Main Session
Sep 29
PQA 06 - Radiation and Cancer Biology, Health Care Access and Engagement

3128 - Integrating Functional and Computational Approaches to Precision Medicine for Medulloblastoma

05:00pm - 06:00pm PT
Hall F
Screen: 9
POSTER

Presenter(s)

Geoffrey Sedor, MD, MS, BS - NewYork-Presbyterian Hospital Columbia, New York, NY

G. J. Sedor1, M. Gallitto2, J. Pavisic3, and R. Wechsler-Reya4; 1Columbia University Irving Medical Center, Vagelos College of Physicians & Surgeons, New York, NY, 2Department of Radiation Oncology, Columbia University Irving Medical Center, New York, NY, 3Memorial Sloan Kettering Cancer Center, New York, NY, 4Department of Neurology, Herbert Irving Comprehensive Cancer Center, Columbia University Irving Medical Center, New York, NY

Purpose/Objective(s):

Medulloblastoma (MB), the most common malignant pediatric brain tumor, is a heterogeneous disease comprising four molecularly-defined subgroups with distinct clinical outcomes – WNT, Sonic hedgehog (SHH), Group 3, and Group 4 – yet most MB patients receive similar multi-modal treatment.

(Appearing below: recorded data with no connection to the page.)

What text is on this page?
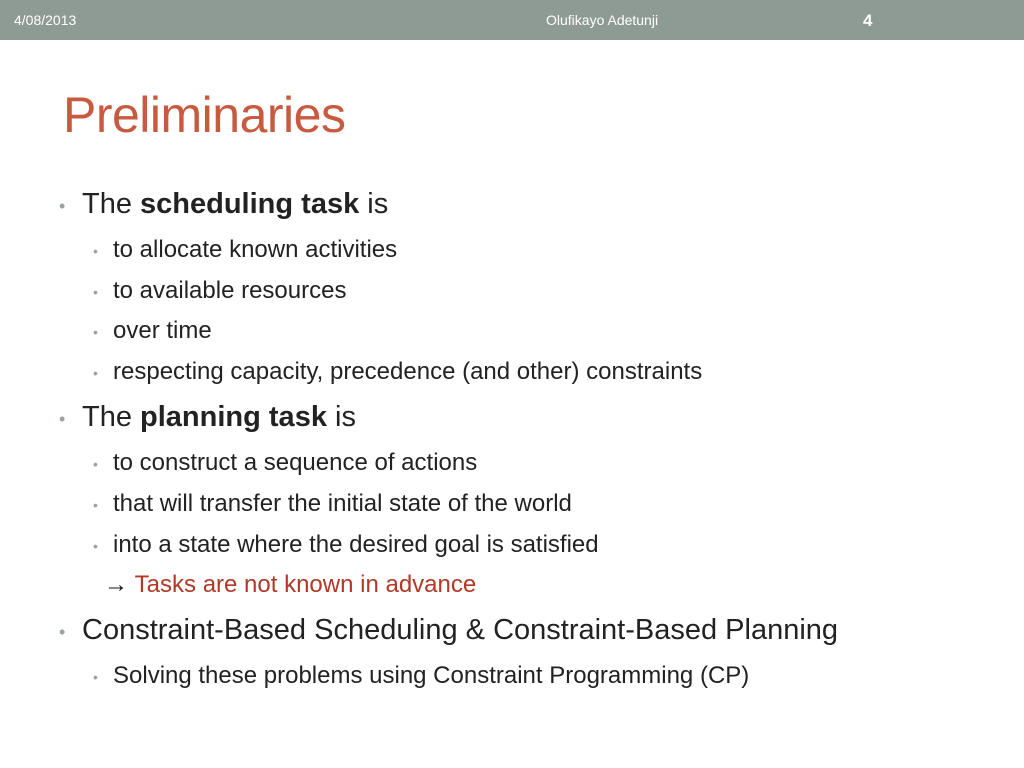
4/08/2013	Olufikayo Adetunji	4
Preliminaries
• The scheduling task is
• to allocate known activities
• to available resources
• over time
• respecting capacity, precedence (and other) constraints
• The planning task is
• to construct a sequence of actions
• that will transfer the initial state of the world
• into a state where the desired goal is satisfied
→ Tasks are not known in advance
• Constraint-Based Scheduling & Constraint-Based Planning
• Solving these problems using Constraint Programming (CP)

Even with aggressive therapy, many patients (particularly those with Group 3 MB) relapse and die of their disease. Mutation-based precision oncology approaches have limited utility due to lack of targetable mutations and significant genetic heterogeneity. We leverage a validated, transcriptome-based precision oncology computational platform for inference of regulatory protein activity and drug prioritization.

Materials/Methods:

We reverse engineered a MB-specific gene regulatory network (ARACNe-AP) from publicly available RNAseq profiles of 115 MB patient samples from the Children’s Brain Tumor Network. We then inferred the activity of 5,896 transcriptional regulators from each patient’s RNAseq profile, as well as from 20 MB patient-derived xenograft (PDX) RNAseq profiles, based on enrichment of their target genes in the differential gene expression signature (VIPER).

Results:

Unsupervised k-medoid clustering on protein activity across the 115 patient samples identified four clusters that segregated strongly with the known MB molecular subgroups (chi-squared p < 2.2-16). We identified the tumor checkpoint comprised of the most dysregulated proteins—Master Regulators (MRs)—for each group and validated these findings in an independent cohort of 94 samples. These included established regulators such as GAB1 in SHH patients and MYC in Group 3 patients, as well as novel regulators that may inform future treatment. Specifically, we evaluated the activity of 180 directly targetable MRs (OncoTarget) in each sample, identifying an average of 14 (range 4-32) significant (p=10-5) candidate targetable MRs per sample. For example, AURKA was a top MR among Group 3 patients, prioritizing aurora kinase inhibitors as a therapeutic opportunity. Importantly, MB patient MRs were significantly enriched in the MB PDX protein activity signatures, suggesting they are robust models for drug validation.

Conclusion:

These cognate PDX model cell lines will be used to generate drug-perturbed RNAseq profiles, allowing drugs to be prioritized for individual MB samples based on ability to invert the activity of the sample’s entire tumor checkpoint (OncoTreat). Drugs prioritized by OncoTarget/OncoTreat will be compared to predictions generated from high-throughput functional drug screening, an approach currently utilized in a clinical trial for MB. Comparison of candidate drugs targeting high-risk molecular subgroups derived from both computational and functional approaches will nominate novel therapies for preclinical validation, and guide future implementation of these CLIA-compliant tools into clinical precision oncology trials for MB patients.